There were a great number of DEGs between PDA and lymph node, between PDA and DLBCL, and between PDA and normal pancreatic tissues. Five DEGs (NET1, KCNK1, MAL2, PLS1, and PLS3) were associated with poor overall survival of PDA patients, but only PLS3 was further verified by the R2 and ICGC datasets. The ROC analysis showed a high PLS3 AUC (area under the curve) value for PDA diagnosis, while PLS3 was able to distinguish PDA from DLBCL. The results of Spearman's analysis showed that PLS3 expression was associated with levels of KRT7, SPP1, and SPARC. Differential PLS3 expression in different tissue specimens was further validated by RT-qPCR.

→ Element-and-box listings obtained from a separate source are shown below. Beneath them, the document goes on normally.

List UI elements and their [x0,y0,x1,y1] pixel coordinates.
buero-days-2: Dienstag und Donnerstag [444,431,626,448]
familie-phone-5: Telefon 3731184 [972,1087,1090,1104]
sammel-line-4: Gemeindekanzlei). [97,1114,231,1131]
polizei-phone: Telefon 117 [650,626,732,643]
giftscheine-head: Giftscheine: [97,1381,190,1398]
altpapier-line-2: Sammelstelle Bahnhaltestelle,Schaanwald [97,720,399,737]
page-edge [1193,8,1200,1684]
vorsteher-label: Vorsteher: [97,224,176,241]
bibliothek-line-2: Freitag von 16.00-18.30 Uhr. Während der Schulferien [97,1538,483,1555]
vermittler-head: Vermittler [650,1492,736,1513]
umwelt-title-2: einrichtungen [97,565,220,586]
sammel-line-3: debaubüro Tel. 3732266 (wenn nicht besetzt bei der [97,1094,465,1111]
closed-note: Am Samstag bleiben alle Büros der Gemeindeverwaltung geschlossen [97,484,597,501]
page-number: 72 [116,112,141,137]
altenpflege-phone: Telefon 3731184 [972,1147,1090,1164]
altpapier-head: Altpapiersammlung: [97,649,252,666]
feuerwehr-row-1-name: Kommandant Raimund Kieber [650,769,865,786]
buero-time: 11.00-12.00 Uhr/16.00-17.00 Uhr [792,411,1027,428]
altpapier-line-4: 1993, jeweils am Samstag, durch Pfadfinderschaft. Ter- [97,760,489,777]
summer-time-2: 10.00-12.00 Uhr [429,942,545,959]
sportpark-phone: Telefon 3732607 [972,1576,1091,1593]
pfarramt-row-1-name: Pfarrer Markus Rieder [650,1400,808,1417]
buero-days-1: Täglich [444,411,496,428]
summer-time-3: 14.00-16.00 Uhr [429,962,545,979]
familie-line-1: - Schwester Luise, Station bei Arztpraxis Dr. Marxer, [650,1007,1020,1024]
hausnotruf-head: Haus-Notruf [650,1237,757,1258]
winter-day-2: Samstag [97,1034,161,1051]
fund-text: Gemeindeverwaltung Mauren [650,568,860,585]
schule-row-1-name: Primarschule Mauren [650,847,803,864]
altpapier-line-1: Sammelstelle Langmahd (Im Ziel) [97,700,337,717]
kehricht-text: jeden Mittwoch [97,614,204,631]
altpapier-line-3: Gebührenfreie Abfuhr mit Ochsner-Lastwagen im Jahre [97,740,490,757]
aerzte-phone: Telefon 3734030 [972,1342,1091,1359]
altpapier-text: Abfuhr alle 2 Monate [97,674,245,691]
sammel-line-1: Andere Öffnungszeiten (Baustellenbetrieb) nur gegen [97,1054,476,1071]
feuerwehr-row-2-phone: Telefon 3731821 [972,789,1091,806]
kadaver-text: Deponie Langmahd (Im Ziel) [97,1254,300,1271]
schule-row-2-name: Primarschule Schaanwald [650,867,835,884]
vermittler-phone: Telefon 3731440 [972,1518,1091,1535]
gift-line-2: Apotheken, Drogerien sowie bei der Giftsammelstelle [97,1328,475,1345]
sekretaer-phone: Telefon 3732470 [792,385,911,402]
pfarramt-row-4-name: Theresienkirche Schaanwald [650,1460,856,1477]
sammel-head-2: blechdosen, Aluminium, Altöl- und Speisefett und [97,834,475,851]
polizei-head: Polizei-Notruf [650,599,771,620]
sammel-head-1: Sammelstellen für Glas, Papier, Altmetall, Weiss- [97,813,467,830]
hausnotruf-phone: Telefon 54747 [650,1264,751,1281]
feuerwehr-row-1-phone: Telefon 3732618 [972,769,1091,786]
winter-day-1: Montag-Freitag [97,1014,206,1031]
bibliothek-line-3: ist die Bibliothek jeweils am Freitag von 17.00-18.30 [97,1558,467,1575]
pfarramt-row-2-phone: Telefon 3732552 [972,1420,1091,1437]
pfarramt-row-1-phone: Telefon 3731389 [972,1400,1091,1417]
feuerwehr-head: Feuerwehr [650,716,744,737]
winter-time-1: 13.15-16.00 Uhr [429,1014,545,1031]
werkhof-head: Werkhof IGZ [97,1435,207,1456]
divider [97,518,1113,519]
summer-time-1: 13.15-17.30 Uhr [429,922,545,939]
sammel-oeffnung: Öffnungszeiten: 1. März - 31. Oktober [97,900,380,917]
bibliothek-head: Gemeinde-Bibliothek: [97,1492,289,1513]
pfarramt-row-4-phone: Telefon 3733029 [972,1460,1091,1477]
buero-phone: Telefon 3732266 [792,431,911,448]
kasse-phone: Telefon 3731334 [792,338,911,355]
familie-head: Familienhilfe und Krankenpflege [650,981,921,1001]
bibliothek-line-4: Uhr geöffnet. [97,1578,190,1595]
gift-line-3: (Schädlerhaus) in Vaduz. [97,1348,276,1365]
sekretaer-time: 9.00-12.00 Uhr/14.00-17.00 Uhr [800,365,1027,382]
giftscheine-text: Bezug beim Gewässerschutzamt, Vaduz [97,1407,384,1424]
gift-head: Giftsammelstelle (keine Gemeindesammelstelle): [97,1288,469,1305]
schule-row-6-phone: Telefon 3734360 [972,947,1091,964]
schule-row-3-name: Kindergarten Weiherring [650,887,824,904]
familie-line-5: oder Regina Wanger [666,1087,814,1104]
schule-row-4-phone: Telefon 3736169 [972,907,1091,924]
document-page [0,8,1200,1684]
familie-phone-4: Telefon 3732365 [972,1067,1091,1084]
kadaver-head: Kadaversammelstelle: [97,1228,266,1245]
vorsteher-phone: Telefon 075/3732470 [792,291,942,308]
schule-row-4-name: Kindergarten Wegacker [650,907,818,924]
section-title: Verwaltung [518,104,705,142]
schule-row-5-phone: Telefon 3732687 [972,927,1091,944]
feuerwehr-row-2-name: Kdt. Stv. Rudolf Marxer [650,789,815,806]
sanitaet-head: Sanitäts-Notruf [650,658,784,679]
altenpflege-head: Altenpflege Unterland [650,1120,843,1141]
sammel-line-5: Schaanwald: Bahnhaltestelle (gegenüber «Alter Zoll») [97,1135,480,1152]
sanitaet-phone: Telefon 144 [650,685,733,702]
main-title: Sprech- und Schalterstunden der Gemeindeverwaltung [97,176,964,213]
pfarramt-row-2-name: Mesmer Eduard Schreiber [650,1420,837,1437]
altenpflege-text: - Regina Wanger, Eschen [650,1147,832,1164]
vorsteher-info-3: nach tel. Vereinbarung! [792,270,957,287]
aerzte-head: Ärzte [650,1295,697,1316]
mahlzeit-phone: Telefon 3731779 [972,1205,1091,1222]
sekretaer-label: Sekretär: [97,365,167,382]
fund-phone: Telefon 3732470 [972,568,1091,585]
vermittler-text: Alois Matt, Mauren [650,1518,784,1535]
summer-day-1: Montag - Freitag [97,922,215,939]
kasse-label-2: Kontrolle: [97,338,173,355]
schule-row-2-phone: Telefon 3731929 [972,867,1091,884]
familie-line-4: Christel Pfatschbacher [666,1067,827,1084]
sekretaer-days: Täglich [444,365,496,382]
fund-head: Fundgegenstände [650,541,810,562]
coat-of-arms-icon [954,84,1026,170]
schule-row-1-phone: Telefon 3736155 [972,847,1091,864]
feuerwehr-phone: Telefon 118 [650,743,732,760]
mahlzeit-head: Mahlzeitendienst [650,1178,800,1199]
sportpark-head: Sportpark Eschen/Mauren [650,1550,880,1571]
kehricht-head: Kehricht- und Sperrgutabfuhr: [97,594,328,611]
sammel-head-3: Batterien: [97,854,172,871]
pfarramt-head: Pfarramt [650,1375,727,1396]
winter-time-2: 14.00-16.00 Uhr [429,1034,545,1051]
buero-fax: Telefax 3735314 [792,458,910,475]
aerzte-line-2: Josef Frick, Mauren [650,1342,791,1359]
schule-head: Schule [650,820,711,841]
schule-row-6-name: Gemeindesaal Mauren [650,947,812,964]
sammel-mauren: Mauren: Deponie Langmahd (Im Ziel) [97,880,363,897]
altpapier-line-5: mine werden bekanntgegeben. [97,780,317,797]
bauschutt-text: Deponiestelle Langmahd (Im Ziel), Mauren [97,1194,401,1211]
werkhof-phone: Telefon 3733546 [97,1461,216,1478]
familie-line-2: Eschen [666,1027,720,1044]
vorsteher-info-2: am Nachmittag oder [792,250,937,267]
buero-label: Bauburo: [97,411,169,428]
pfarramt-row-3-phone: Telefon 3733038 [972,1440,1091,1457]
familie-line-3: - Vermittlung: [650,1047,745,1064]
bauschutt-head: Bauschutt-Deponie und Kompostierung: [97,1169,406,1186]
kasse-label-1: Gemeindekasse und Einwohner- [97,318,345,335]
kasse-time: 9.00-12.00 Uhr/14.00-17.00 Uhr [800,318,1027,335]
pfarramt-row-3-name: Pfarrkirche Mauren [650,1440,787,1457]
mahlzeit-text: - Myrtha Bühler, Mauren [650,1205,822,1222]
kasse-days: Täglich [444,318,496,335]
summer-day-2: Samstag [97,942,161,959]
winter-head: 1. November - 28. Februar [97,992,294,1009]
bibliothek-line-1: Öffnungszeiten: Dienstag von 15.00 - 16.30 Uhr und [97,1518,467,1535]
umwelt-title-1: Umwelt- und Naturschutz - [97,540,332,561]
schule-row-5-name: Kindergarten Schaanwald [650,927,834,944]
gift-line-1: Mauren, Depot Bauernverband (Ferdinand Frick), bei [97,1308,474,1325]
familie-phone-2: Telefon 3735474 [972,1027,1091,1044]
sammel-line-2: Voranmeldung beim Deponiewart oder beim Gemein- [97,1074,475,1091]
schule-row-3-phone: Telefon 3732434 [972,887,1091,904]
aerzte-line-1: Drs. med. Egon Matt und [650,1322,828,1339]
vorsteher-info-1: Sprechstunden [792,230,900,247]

Altered PLS3 expression was useful in diagnosis and prognosis of PDA as well as to distinguish PDA from DLBCL.
丝束蛋白-3(PLS3;一种肌动蛋白结合蛋白)表达改变与人类致癌作用相关,包括胰腺导管腺癌(PDA)。本研究首先评估差异表达基因(DEG),然后通过生物信息学和实验证实PLS3能够预测PDA预后,并将PDA与弥漫性大B细胞淋巴瘤区分开来。
本研究筛选了多个在线数据库,揭示了PDA、正常胰腺、弥漫性大B细胞淋巴瘤(DLBCL)和正常淋巴结组织中的DEG,然后聚焦于PLS3。对这些DEG进行基因本体(GO)术语、Kaplan-Meier曲线和对数秩检验分析,以表征它们与PDA预后的关联。绘制受试者工作特征曲线(ROC),并进行Spearman检验。通过逆转录定量聚合酶链反应(RT-qPCR)评估不同组织标本(n = 30)中PLS3的差异表达。
PDA与淋巴结、PDA与DLBCL以及PDA与正常胰腺组织之间存在大量DEG。五个DEG(NET1、KCNK1、MAL2、PLS1和PLS3)与PDA患者的总体生存率差相关,但只有PLS3通过R2和ICGC数据集得到进一步验证。ROC分析显示,PLS3的曲线下面积(AUC)值对PDA诊断具有较高的诊断价值,而PLS3能够将PDA与DLBCL区分开来。Spearman分析结果表明,PLS3表达与KRT7、SPP1和SPARC水平相关。RT-qPCR进一步验证了不同组织标本中PLS3的差异表达。
PLS3表达改变在PDA的诊断和预后以及将PDA与DLBCL区分开来方面具有重要作用。